Abstract:Understanding traffic density from large-scale web camera (webcam) videos is a challenging problem because such videos have low spatial and temporal resolution, high occlusion and large perspective. To deeply understand traffic density, we explore both deep learning based and optimization based methods. To avoid individual vehicle detection and tracking, both methods map the image into vehicle density map, one based on rank constrained regression and the other one based on fully convolution networks (FCN). The regression based method learns different weights for different blocks in the image to increase freedom degrees of weights and embed perspective information. The FCN based method jointly estimates vehicle density map and vehicle count with a residual learning framework to perform end-to-end dense prediction, allowing arbitrary image resolution, and adapting to different vehicle scales and perspectives. We analyze and compare both methods, and get insights from optimization based method to improve deep model.

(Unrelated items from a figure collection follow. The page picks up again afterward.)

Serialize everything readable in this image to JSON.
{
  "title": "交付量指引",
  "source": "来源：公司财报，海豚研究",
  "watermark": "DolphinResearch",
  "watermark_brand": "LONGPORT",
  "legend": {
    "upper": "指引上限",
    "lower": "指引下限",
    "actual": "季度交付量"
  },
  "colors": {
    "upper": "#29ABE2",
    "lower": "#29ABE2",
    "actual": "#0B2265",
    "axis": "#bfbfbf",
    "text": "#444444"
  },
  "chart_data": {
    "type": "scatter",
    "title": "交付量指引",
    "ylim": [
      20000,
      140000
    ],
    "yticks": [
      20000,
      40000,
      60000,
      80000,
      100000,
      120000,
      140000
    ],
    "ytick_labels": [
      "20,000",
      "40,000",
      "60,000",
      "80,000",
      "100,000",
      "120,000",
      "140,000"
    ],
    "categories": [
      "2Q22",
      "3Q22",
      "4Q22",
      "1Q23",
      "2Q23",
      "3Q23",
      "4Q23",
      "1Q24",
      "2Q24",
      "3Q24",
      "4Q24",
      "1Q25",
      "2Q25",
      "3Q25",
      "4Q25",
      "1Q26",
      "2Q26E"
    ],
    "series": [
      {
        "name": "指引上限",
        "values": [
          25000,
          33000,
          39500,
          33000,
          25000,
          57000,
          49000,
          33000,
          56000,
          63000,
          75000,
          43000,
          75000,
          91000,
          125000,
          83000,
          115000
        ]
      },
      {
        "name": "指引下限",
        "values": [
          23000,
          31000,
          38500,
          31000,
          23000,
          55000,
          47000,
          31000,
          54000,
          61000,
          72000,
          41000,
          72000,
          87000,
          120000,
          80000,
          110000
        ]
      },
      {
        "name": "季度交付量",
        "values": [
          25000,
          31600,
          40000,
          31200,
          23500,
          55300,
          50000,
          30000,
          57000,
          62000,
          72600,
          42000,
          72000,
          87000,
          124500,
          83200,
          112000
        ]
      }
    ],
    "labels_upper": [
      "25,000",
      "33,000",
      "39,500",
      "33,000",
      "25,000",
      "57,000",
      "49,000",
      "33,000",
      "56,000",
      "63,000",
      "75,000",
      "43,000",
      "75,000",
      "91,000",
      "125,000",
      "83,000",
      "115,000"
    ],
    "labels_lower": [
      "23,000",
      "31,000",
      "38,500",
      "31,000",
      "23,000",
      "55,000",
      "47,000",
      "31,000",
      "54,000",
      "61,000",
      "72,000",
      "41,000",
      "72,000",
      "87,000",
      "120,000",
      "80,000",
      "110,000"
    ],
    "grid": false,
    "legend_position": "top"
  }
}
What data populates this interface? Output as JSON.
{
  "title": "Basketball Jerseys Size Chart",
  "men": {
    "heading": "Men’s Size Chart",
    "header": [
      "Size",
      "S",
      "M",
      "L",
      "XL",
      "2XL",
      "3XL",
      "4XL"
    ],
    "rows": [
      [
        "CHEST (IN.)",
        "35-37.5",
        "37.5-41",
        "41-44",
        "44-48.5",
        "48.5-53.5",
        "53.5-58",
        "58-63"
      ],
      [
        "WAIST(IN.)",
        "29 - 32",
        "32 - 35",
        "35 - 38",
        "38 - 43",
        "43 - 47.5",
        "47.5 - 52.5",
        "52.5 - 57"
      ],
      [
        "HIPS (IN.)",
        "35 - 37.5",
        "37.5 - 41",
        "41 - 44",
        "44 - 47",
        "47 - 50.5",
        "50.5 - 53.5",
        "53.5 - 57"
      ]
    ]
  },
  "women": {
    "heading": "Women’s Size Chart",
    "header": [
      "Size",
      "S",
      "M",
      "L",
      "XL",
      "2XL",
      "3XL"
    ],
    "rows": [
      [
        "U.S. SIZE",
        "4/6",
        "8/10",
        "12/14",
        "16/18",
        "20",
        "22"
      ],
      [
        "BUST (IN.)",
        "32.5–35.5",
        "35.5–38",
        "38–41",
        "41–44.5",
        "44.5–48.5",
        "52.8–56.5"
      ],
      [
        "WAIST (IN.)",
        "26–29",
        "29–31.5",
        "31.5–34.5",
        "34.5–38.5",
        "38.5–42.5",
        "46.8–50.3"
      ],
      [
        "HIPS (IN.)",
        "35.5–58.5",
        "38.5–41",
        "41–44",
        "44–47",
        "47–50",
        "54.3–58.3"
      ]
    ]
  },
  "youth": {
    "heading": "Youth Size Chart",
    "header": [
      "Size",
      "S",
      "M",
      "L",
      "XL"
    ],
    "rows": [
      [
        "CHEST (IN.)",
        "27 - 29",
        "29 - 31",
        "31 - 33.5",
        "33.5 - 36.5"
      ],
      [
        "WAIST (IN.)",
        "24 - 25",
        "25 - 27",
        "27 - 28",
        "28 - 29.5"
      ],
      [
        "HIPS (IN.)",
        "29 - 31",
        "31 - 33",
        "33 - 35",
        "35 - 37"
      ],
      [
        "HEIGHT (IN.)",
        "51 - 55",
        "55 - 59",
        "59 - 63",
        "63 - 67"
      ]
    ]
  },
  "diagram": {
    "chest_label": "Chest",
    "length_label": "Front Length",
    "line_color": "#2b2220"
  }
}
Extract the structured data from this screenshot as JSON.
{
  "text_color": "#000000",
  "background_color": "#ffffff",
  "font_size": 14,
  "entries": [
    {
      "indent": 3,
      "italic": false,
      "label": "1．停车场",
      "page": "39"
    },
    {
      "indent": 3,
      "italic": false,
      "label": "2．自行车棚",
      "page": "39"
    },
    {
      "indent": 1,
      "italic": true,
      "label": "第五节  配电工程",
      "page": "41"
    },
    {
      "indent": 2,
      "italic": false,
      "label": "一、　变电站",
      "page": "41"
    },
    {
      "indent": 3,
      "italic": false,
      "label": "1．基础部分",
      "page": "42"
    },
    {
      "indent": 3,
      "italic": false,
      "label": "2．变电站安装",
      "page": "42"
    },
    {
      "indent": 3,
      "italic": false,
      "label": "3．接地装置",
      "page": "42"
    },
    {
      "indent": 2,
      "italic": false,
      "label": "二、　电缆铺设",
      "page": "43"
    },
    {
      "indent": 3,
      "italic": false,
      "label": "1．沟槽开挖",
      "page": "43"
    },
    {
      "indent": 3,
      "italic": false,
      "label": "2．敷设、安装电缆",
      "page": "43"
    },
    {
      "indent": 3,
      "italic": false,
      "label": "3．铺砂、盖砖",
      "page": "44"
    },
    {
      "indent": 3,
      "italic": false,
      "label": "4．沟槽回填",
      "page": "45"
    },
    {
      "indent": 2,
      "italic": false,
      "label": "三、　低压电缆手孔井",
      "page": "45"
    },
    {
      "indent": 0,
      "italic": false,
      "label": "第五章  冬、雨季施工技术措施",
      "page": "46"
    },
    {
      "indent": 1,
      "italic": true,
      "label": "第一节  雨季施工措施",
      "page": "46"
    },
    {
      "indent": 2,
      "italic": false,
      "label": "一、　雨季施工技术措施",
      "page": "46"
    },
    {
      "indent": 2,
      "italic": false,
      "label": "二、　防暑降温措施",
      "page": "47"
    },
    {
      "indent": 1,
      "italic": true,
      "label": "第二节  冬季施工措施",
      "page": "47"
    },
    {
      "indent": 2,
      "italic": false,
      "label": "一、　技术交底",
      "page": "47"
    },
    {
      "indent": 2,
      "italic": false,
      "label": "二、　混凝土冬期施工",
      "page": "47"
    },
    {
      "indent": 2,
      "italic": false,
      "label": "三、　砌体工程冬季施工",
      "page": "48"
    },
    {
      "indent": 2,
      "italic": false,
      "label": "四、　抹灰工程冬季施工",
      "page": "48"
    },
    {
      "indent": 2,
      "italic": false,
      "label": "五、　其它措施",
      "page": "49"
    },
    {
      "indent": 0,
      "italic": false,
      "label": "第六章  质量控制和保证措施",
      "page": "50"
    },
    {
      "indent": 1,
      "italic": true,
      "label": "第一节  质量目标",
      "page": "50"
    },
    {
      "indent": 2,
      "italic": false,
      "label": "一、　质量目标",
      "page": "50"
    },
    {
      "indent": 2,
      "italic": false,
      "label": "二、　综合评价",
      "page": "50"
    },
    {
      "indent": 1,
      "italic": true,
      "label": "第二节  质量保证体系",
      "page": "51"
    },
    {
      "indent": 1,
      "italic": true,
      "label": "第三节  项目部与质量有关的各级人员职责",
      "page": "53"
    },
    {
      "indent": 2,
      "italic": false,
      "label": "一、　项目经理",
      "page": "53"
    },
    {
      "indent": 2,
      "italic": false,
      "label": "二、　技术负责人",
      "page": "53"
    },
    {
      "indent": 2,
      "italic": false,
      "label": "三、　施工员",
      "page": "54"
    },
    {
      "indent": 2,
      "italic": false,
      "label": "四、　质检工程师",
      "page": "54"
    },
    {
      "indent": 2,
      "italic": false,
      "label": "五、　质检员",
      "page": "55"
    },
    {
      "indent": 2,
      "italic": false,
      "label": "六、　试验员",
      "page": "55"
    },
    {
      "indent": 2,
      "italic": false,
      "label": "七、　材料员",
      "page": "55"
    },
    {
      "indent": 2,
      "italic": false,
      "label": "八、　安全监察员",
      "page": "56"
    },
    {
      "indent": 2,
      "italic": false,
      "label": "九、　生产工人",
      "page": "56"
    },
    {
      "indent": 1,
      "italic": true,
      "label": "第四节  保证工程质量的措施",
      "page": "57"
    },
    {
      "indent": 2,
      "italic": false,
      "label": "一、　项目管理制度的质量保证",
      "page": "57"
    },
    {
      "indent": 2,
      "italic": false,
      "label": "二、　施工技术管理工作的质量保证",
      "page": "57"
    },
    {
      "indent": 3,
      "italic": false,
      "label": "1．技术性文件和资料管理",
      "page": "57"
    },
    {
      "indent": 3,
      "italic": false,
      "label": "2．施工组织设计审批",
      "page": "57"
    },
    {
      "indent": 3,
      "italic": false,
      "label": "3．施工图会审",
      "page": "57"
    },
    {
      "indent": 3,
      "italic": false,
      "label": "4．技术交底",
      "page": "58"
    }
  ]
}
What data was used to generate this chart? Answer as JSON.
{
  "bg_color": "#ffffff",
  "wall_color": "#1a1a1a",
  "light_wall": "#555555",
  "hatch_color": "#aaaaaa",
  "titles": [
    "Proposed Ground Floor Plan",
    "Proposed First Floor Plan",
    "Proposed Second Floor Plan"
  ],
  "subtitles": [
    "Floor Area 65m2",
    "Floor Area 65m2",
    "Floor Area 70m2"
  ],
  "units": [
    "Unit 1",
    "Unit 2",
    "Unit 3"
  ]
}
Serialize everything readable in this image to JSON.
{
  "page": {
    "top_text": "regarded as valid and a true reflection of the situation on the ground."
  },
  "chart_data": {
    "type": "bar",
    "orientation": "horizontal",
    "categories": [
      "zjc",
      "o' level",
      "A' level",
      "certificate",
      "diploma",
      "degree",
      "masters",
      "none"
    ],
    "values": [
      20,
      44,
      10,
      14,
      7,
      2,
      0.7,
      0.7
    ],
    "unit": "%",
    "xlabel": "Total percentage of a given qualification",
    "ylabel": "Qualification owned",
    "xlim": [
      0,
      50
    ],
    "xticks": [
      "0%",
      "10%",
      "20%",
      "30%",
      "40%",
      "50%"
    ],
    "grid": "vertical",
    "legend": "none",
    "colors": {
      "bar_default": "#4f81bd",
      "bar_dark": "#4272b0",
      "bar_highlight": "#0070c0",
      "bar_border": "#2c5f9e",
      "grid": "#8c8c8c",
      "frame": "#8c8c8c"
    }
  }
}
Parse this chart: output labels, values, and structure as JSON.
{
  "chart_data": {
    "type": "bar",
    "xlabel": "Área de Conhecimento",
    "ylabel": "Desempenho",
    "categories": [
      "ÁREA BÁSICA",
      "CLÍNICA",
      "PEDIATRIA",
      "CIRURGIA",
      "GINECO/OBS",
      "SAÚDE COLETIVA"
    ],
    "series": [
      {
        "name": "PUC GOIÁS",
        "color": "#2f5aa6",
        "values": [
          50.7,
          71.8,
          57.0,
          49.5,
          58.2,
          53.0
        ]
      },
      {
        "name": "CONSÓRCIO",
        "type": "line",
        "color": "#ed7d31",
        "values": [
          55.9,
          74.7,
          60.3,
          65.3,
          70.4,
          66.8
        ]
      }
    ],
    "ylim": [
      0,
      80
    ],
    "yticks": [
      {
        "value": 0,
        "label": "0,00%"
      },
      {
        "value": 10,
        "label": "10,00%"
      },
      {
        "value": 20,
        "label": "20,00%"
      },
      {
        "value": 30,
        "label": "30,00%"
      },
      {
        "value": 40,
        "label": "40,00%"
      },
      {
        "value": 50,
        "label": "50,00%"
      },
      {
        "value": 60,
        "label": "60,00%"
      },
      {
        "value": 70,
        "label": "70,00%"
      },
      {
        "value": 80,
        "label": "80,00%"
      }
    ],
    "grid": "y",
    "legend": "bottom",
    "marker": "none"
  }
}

Since existing datasets do not cover all the challenges in our work, we collected and labelled a large-scale traffic video dataset, containing 60 million frames from 212 webcams. Both methods are extensively evaluated and compared on different counting tasks and datasets. FCN based method significantly reduces the mean absolute error from 10.99 to 5.31 on the public dataset TRANCOS compared with the state-of-the-art baseline.